The above are just some examples of tax questions that may be relevant. Other examples include transfer tax questions when the dispute relates to shares or real estate transactions, and the relevance of double tax treaties, transfer pricing, and the applicable tax rules in multiple jurisdictions in cross-border situations. Employment-related disputes often require an assessment of whether a consideration of any kind paid to an employee is considered salary income for tax and social security purposes.

“During the dispute, an understanding of your own tax treatment, as well as of the tax treatment of your counterparty, may be useful in negotiations.”

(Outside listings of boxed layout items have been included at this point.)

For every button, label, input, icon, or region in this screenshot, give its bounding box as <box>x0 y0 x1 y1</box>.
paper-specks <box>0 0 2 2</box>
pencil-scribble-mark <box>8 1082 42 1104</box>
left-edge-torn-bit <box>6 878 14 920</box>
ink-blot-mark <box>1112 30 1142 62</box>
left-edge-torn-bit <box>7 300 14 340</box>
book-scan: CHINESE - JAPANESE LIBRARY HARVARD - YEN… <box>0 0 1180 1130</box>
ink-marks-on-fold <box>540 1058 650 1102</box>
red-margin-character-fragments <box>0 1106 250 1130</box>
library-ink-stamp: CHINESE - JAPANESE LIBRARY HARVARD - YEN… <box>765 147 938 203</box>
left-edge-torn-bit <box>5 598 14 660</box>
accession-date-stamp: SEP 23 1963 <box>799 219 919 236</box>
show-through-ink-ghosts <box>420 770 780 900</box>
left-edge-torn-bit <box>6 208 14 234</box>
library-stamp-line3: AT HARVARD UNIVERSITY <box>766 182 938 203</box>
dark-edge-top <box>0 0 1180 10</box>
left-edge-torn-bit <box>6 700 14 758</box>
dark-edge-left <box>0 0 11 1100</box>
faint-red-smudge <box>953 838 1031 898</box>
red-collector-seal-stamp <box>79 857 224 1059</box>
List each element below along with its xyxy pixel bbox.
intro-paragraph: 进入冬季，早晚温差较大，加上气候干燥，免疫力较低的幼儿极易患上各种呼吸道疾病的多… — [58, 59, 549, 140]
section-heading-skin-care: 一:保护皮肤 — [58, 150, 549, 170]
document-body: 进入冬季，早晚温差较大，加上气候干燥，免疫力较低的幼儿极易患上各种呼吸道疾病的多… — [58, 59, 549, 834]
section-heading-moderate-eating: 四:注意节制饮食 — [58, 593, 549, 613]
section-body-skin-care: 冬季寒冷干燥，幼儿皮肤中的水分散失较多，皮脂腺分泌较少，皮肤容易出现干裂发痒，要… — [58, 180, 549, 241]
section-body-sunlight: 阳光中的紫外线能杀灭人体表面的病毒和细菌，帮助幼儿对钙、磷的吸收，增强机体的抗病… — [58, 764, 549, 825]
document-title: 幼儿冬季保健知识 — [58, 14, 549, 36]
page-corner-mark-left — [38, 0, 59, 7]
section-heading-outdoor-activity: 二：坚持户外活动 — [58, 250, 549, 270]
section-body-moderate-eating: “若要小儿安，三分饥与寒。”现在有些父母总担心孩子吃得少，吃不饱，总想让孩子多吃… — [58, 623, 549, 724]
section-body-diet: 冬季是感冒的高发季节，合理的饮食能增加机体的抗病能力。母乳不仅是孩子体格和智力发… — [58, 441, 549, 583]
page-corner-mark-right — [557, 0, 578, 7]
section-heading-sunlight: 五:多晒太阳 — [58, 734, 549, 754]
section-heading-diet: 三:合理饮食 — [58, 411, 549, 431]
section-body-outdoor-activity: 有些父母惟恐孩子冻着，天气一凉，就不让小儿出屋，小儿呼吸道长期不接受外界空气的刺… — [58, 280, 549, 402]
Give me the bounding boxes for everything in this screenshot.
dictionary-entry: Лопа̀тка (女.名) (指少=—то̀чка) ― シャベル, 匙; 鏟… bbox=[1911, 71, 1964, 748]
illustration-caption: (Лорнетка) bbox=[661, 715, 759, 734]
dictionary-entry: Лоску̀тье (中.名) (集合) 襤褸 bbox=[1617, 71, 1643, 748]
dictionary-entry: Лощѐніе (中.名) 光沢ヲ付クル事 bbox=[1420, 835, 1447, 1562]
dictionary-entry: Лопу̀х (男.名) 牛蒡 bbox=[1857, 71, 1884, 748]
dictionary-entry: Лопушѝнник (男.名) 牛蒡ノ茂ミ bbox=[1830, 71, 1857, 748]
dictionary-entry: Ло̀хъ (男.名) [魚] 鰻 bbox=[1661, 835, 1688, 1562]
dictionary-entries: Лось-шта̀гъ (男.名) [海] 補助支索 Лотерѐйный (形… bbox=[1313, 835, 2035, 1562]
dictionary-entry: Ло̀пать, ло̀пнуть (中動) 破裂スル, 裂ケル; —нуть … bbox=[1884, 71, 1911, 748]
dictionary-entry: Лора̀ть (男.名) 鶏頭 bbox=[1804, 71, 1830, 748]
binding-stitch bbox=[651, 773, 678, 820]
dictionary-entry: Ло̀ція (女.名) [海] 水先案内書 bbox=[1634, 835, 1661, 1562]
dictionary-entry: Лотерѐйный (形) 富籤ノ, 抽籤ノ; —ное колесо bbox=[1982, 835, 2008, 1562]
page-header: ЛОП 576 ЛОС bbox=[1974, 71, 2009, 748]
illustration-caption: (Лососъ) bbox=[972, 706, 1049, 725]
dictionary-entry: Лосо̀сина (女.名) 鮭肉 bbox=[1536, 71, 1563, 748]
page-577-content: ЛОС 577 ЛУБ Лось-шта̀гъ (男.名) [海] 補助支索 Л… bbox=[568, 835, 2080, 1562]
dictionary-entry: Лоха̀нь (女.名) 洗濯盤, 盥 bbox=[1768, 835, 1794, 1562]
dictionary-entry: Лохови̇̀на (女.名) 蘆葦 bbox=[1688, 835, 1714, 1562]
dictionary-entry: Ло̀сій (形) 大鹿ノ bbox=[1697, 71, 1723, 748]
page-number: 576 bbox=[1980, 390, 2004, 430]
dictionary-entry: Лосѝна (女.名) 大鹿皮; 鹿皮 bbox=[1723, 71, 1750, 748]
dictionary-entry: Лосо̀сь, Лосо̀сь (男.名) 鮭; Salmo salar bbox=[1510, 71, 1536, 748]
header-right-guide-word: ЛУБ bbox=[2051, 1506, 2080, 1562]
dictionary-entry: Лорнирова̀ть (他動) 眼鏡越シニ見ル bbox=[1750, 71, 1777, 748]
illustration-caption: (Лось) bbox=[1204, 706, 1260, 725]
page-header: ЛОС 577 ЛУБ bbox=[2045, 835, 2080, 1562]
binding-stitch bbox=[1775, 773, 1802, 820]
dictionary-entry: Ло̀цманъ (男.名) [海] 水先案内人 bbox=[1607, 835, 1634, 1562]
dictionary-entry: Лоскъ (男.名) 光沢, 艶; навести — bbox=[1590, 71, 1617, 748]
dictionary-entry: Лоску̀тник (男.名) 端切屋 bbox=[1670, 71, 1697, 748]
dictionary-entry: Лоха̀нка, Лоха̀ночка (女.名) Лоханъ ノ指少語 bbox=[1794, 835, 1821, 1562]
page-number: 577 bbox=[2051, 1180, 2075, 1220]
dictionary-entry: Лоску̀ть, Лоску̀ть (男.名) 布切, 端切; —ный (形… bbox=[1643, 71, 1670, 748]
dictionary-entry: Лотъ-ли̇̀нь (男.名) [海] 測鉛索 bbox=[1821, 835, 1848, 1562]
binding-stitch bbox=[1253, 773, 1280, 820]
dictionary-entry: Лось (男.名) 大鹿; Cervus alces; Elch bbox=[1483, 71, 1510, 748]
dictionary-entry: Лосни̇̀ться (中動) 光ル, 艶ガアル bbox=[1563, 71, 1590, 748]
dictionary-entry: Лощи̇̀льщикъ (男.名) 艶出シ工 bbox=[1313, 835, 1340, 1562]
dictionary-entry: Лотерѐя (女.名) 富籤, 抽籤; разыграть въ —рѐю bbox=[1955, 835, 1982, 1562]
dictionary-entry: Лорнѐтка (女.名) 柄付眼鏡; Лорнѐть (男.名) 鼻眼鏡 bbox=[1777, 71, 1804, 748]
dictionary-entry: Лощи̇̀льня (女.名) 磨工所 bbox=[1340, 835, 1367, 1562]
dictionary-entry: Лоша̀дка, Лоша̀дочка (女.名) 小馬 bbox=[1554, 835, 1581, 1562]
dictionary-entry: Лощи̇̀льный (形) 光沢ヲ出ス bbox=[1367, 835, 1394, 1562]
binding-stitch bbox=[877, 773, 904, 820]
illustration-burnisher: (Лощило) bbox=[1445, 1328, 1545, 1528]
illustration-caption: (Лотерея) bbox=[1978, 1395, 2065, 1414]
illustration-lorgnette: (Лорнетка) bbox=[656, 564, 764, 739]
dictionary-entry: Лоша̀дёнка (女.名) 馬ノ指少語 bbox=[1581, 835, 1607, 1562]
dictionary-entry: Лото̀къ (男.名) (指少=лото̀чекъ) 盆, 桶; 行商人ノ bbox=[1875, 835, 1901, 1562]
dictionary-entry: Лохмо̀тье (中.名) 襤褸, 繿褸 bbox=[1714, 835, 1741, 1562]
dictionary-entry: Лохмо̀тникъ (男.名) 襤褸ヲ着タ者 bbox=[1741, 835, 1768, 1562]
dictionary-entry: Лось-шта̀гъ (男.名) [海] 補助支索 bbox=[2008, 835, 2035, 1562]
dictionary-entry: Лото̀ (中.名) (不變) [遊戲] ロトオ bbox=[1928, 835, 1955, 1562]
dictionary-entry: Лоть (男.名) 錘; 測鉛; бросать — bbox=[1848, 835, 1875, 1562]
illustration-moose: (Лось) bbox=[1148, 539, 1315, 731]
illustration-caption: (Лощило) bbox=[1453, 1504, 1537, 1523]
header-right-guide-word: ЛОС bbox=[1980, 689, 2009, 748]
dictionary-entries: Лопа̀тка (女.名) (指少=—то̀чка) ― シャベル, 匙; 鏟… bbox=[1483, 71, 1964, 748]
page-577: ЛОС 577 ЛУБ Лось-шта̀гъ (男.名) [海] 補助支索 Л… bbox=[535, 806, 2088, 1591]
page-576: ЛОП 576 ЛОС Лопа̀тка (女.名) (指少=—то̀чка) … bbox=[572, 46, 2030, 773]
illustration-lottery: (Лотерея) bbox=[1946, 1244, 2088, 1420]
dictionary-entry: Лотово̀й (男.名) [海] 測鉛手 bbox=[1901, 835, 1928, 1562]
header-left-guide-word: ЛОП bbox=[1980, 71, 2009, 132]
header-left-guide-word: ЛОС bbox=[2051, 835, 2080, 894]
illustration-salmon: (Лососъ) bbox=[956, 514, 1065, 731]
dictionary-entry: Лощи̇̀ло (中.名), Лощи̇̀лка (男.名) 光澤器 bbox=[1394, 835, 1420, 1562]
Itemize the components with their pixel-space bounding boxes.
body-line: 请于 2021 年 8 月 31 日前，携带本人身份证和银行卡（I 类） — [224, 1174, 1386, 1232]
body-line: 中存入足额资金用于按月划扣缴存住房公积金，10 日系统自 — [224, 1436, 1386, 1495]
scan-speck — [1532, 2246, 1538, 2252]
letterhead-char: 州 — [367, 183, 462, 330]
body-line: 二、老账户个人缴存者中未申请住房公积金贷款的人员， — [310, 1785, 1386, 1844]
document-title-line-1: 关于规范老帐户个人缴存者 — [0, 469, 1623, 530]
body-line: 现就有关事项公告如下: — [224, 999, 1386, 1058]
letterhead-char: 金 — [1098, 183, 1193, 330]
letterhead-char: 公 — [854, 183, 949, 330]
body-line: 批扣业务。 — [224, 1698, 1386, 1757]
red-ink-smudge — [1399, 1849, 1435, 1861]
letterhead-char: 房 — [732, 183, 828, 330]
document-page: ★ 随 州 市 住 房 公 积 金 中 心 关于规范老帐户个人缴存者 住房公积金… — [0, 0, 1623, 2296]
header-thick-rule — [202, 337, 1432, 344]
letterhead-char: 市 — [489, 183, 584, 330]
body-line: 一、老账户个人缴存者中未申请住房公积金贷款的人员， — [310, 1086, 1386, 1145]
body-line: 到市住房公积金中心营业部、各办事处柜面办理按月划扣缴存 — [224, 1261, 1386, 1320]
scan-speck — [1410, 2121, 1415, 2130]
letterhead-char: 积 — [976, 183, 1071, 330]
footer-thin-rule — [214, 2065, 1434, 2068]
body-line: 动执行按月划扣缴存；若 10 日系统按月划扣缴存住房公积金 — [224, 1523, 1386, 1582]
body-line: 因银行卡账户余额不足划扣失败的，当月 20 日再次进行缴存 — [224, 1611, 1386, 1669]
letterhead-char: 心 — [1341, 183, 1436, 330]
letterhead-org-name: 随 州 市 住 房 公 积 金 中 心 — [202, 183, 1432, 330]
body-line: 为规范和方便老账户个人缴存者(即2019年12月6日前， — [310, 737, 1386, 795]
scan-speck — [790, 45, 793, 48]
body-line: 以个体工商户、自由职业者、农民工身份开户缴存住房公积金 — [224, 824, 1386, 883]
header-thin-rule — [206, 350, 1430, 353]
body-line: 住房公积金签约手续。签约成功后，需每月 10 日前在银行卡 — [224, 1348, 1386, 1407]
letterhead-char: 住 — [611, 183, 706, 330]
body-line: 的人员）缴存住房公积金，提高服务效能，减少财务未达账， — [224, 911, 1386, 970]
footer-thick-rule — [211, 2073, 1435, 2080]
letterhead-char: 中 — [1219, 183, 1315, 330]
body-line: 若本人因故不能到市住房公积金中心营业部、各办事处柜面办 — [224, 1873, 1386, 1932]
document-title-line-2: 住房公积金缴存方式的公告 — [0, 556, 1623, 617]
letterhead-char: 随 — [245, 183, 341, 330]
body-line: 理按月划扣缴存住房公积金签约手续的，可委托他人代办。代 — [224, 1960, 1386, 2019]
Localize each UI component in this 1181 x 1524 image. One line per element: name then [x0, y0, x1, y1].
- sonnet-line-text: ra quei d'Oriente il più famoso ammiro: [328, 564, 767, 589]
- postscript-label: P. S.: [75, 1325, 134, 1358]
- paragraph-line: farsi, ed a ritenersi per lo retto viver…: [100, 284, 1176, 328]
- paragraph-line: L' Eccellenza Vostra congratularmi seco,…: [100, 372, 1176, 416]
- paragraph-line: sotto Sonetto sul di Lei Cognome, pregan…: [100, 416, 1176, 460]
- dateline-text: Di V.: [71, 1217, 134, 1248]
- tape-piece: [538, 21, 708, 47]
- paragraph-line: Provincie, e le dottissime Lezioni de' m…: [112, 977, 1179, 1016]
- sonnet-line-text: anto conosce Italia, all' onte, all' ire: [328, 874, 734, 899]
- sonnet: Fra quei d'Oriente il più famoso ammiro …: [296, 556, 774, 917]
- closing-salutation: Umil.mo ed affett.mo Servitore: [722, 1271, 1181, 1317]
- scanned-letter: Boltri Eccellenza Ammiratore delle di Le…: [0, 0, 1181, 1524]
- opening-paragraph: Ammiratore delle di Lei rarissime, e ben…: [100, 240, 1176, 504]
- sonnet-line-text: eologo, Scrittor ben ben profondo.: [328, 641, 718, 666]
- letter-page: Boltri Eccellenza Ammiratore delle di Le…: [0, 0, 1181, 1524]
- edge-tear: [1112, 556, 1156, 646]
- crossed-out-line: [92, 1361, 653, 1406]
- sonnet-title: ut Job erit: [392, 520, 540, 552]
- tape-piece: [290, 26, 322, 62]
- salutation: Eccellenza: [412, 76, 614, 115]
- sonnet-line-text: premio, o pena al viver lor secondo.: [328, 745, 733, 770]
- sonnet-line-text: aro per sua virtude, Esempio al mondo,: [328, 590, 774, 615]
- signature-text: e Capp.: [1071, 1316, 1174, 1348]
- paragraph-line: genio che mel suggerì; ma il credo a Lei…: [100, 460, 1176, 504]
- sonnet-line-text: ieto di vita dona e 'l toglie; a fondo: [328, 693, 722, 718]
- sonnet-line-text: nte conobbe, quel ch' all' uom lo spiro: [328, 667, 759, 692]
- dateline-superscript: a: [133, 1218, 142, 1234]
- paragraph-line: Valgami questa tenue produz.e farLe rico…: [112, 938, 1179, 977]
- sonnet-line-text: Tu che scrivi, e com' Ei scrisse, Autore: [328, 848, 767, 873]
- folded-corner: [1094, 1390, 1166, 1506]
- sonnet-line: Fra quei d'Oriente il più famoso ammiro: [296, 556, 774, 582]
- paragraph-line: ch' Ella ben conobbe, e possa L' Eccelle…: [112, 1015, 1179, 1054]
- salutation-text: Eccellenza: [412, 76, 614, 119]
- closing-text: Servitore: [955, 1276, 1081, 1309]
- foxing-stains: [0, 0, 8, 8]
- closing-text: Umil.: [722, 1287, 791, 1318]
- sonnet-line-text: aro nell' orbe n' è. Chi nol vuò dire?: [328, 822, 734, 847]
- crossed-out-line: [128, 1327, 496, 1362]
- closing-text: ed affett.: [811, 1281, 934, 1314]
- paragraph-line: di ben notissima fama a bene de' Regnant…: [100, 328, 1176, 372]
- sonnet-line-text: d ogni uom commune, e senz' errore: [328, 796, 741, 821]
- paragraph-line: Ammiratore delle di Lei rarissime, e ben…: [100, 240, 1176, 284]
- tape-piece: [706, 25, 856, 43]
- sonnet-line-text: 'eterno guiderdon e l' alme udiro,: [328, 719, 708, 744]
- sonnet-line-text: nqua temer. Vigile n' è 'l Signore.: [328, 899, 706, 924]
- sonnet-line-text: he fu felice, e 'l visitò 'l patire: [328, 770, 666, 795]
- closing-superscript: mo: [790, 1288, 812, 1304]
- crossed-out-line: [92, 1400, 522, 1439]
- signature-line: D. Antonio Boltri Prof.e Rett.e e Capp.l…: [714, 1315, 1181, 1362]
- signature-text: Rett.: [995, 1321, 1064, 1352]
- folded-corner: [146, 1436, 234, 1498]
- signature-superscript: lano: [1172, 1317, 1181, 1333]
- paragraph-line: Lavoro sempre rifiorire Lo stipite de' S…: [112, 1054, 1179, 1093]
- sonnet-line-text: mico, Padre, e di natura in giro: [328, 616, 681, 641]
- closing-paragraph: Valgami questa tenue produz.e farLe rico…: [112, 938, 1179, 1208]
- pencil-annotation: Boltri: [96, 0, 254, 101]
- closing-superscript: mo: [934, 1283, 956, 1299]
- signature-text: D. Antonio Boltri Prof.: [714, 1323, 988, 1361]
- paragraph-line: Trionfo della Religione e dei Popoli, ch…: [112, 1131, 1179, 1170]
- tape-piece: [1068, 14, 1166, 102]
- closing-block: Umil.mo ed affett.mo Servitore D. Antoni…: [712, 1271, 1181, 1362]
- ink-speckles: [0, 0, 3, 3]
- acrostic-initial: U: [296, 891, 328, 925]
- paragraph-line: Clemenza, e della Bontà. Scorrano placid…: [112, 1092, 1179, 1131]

An understanding of tax issues is beneficial during dispute resolution

During the dispute, an understanding of your own tax treatment, as well as of the tax treatment of your counterparty, may be useful in negotiations. If the different alternatives for making a claim or proposing a settlement have different overall tax consequences, those should be taken into account when assessing how to structure the claim or proposal.

In the argumentation itself, the sources used in tax matters may sometimes come in handy. A good practical example is the use of OECD’s Transfer Pricing Guidelines, a well-established source for interpreting the arm’s length principle in tax cases and other transfer pricing principles when demonstrating market based pricing in a dispute resolution context.

When the dispute is resolved, there are still tax issues to consider

The tax treatment of different costs and income arising from the dispute needs to be analysed and included in the applicable tax returns. If, due to the outcome of the dispute, past taxation needs to be adjusted, claims for adjustment or appeals may need to be prepared. The transfer pricing model may also play a role when determining which entity within the group will ultimately bear the costs arising from the dispute, or benefit from the compensation received.

Key take-aways

Due to the variety of types of disputes, there is no one-size-fits-all approach to the tax questions that need to be considered. It is important to involve tax experts – in-house and counsel’s tax team – in dispute resolution projects. The tax questions related to disputes are not always complex, but the key is to identify when there are potentially significant tax consequences that should be taken into account in one way or another.